The University of Kansas’ latest plan to reopen campus in the fall, called Protect KU, includes social distancing plans for lecture halls and student housing facilities, as well as guidelines for wearing masks and getting tested for COVID-19.
The guidelines, which Provost Barbara Bichelmeyer released Monday, show adapted learning spaces which have been configured to maintain proper social distancing. Budig 120 — the largest lecture hall in Budig Hall, which seats 1,000 — will be the only lecture hall open in the building and will seat only 98 students.
Both lecture halls on the third floor of Wescoe Hall will remain open, but will seat only 45 people each. At full capacity, these lecture halls seat 268.
“If, individually and together, we follow the measures set forth in this guide, our combined effort will promote a safer environment for all Jayhawks who learn and work on our campuses while reducing the risk of spreading COVID-19,” Bichelmeyer and Chancellor Douglas Girod said in the document.
Instructors will be able to choose between four levels of protection in their classroom while teaching. Each level maintains at least eight feet of distance between the instructor and the first row of students, includes different rules on mask wearing, and gives instructors the option to utilize a protective panel while lecturing.
Masks will be required for every person on campus, in accordance with Gov. Laura Kelly’s mask mandate for the entire state of Kansas. Cloth masks will be provided to all KU students and disposable masks will be provided to campus guests, according to the plan outline.
Passing time between classes will be increased in order to avoid extremely dense sidewalks and hallways. Buses will still be in transit, however passengers will only be allowed on the bus if there is enough space to sit while still maintaining social distancing guidelines.

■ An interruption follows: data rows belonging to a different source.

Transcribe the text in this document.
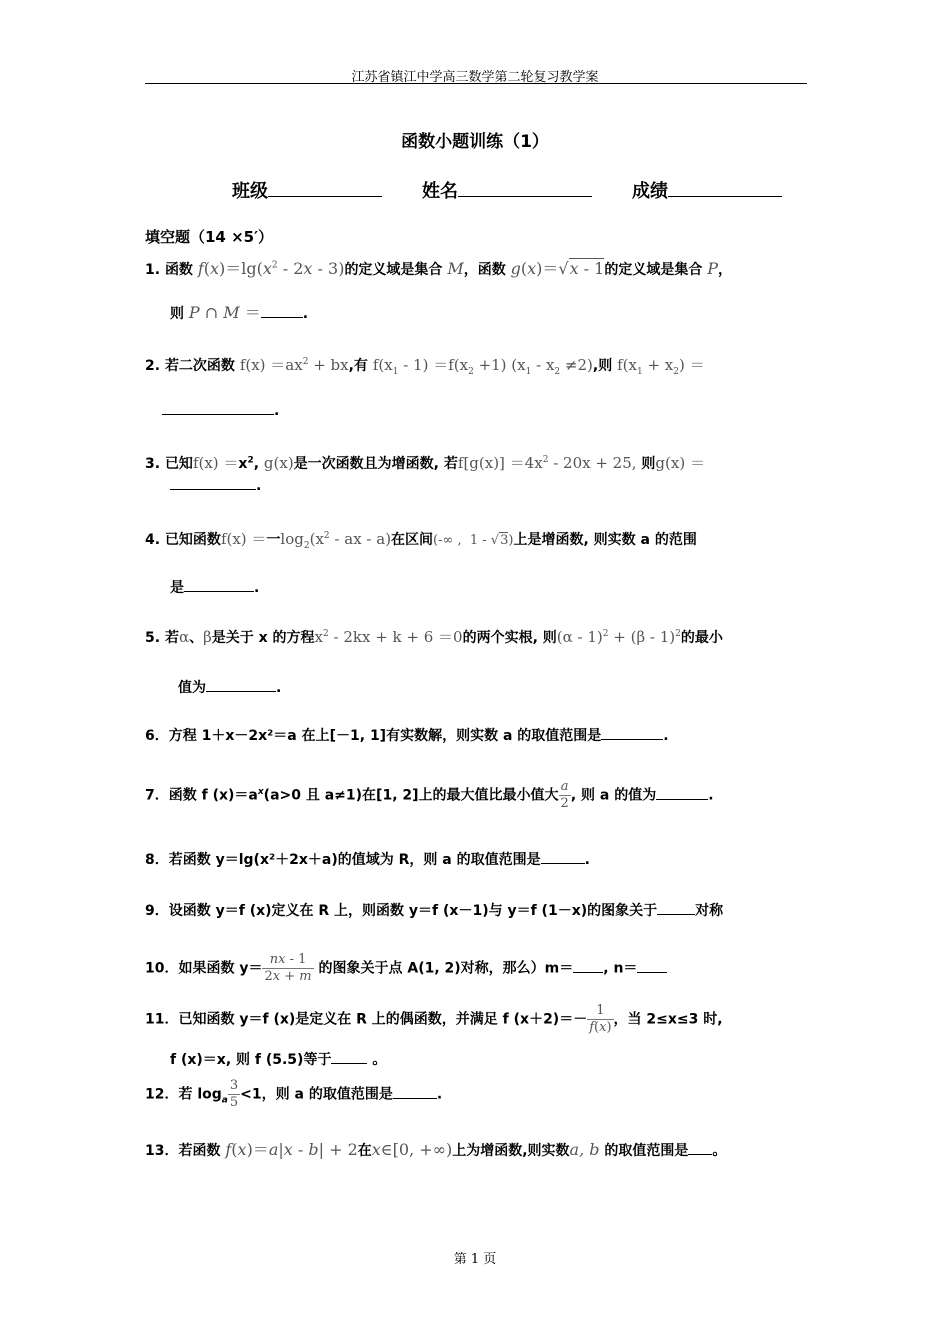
江苏省镇江中学高三数学第二轮复习教学案
函数小题训练（1）
班级	姓名	成绩
填空题（14 ×5′）
1. 函数 $f(x)=\lg(x^2 - 2x - 3)$的定义域是集合 M，函数 g(x)＝√x - 1的定义域是集合 P，
则 P ∩ M ＝	.
2. 若二次函数 $f(x) =ax^2$ + bx,有 $f(x_1 - 1) =f(x_2 +1)$ $(x_1 - x_2 \ne 2)$,则 $f(x_1 + x_2)$ ＝
.
3. 已知$f(x) =x^2$, g(x)是一次函数且为增函数, 若$f[g(x)] =4x^2 - 20x + 25$, 则g(x) ＝
.
4. 已知函数f(x) ＝一$\log_2(x^2$ - ax - a)在区间(-∞ ,  1 - √3)上是增函数, 则实数 a 的范围
是	.
5. 若α、β是关于 x 的方程$x^2 - 2kx + k + 6 =0$的两个实根, 则(α - 1)$^2$ + (β - 1)$^2$的最小
值为	.
6．方程 1＋x－2x²＝a 在上[－1, 1]有实数解，则实数 a 的取值范围是	.
7．函数 f $(x)=a^x(a>0$ 且 a≠1)在[1, 2]上的最大值比最小值大 $\frac{a}{2}$ , 则 a 的值为	.
8．若函数 y＝lg(x²＋2x＋a)的值域为 R，则 a 的取值范围是	.
9．设函数 y＝f (x)定义在 R 上，则函数 y＝f (x－1)与 y＝f (1－x)的图象关于	对称
10．如果函数 $y= \frac{nx - 1}{2x + m}$ 的图象关于点 A(1, 2)对称，那么）m＝ , n＝
11．已知函数 y＝f (x)是定义在 R 上的偶函数，并满足 f $(x+2)=- \frac{1}{f(x)}$ ，当 2≤x≤3 时,
f (x)＝x, 则 f (5.5)等于	。
12．若 $\log_a \frac{3}{5} <1$，则 a 的取值范围是	.
13．若函数 f(x)＝a|x - b| + 2在x∈[0, +∞)上为增函数,则实数a, b 的取值范围是 。
第 1 页
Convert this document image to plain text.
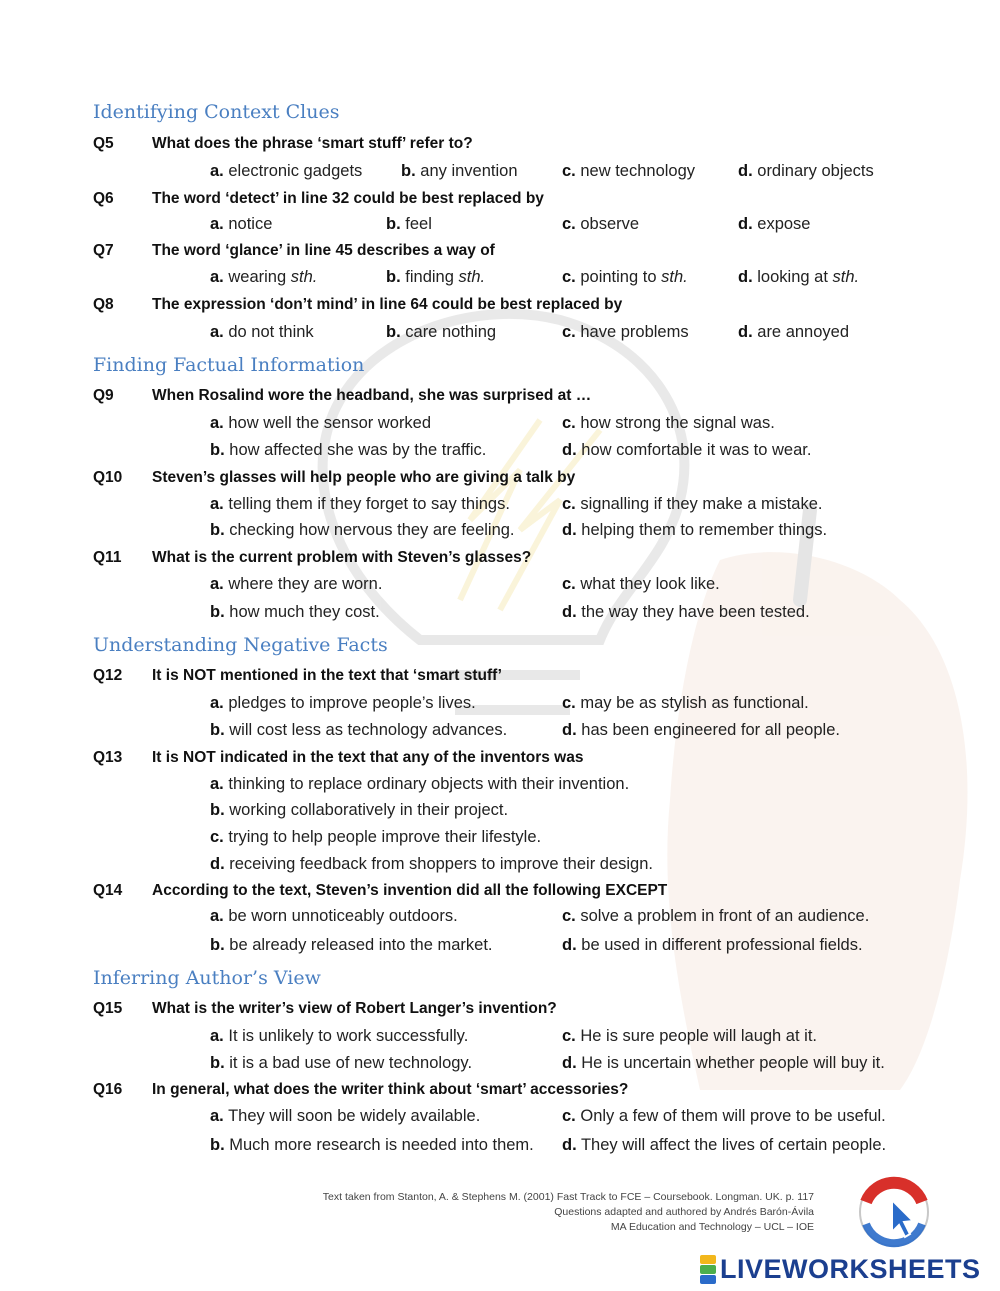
Identifying Context Clues
Q5 What does the phrase ‘smart stuff’ refer to?
a. electronic gadgets b. any invention	c. new technology	d. ordinary objects
Q6 The word ‘detect’ in line 32 could be best replaced by
a. notice	b. feel	c. observe	d. expose
Q7 The word ‘glance’ in line 45 describes a way of
a. wearing sth.	b. finding sth.	c. pointing to sth.	d. looking at sth.
Q8 The expression ‘don’t mind’ in line 64 could be best replaced by
a. do not think	b. care nothing	c. have problems	d. are annoyed
Finding Factual Information
Q9 When Rosalind wore the headband, she was surprised at …
a. how well the sensor worked	c. how strong the signal was.
b. how affected she was by the traffic.	d. how comfortable it was to wear.
Q10 Steven’s glasses will help people who are giving a talk by
a. telling them if they forget to say things.	c. signalling if they make a mistake.
b. checking how nervous they are feeling.	d. helping them to remember things.
Q11 What is the current problem with Steven’s glasses?
a. where they are worn.	c. what they look like.
b. how much they cost.	d. the way they have been tested.
Understanding Negative Facts
Q12 It is NOT mentioned in the text that ‘smart stuff’
a. pledges to improve people’s lives.	c. may be as stylish as functional.
b. will cost less as technology advances.	d. has been engineered for all people.
Q13 It is NOT indicated in the text that any of the inventors was
a. thinking to replace ordinary objects with their invention.
b. working collaboratively in their project.
c. trying to help people improve their lifestyle.
d. receiving feedback from shoppers to improve their design.
Q14 According to the text, Steven’s invention did all the following EXCEPT
a. be worn unnoticeably outdoors.	c. solve a problem in front of an audience.
b. be already released into the market.	d. be used in different professional fields.
Inferring Author’s View
Q15 What is the writer’s view of Robert Langer’s invention?
a. It is unlikely to work successfully.	c. He is sure people will laugh at it.
b. it is a bad use of new technology.	d. He is uncertain whether people will buy it.
Q16 In general, what does the writer think about ‘smart’ accessories?
a. They will soon be widely available.	c. Only a few of them will prove to be useful.
b. Much more research is needed into them. d. They will affect the lives of certain people.
Text taken from Stanton, A. & Stephens M. (2001) Fast Track to FCE – Coursebook. Longman. UK. p. 117
Questions adapted and authored by Andrés Barón-Ávila
MA Education and Technology – UCL – IOE
LIVEWORKSHEETS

Students living in residence halls will have to make move-in appointments for the fall. Move-in will be spread out over a longer period of time rather than on a single day. There will be rooms in residence halls which are designated for quarantining anyone who tests positive for the coronavirus.
KU has also partnered with a health app, CVKey, to monitor students’ symptoms and more easily transition back to in-person learning. Students will be prompted with questions about their health on the app each day, and those who do not show symptoms of COVID-19 will be provided a QR code that will allow them access into campus buildings.
Students who do show symptoms will be asked not to attend class and instead should contact Watkins Health Services or Lawrence Memorial Hospital for testing.
“Each member of the KU community who is present on any KU campus must appreciate that they play a role in preventing the spread of COVID-19 and that acting in ways contrary to the University’s required mitigation efforts puts themselves and others at risk,” Bichelmeyer and Girod said in the plan outline.
Protect KU is a fluid plan, Bichelmeyer said, and will be adjusted as health officials make new discoveries and recommendations.
“We must be nimble and flexible in our response to COVID-19, and Protect KU will surely evolve to meet the needs of the Jayhawk community,” Bichelmeyer and Girod said.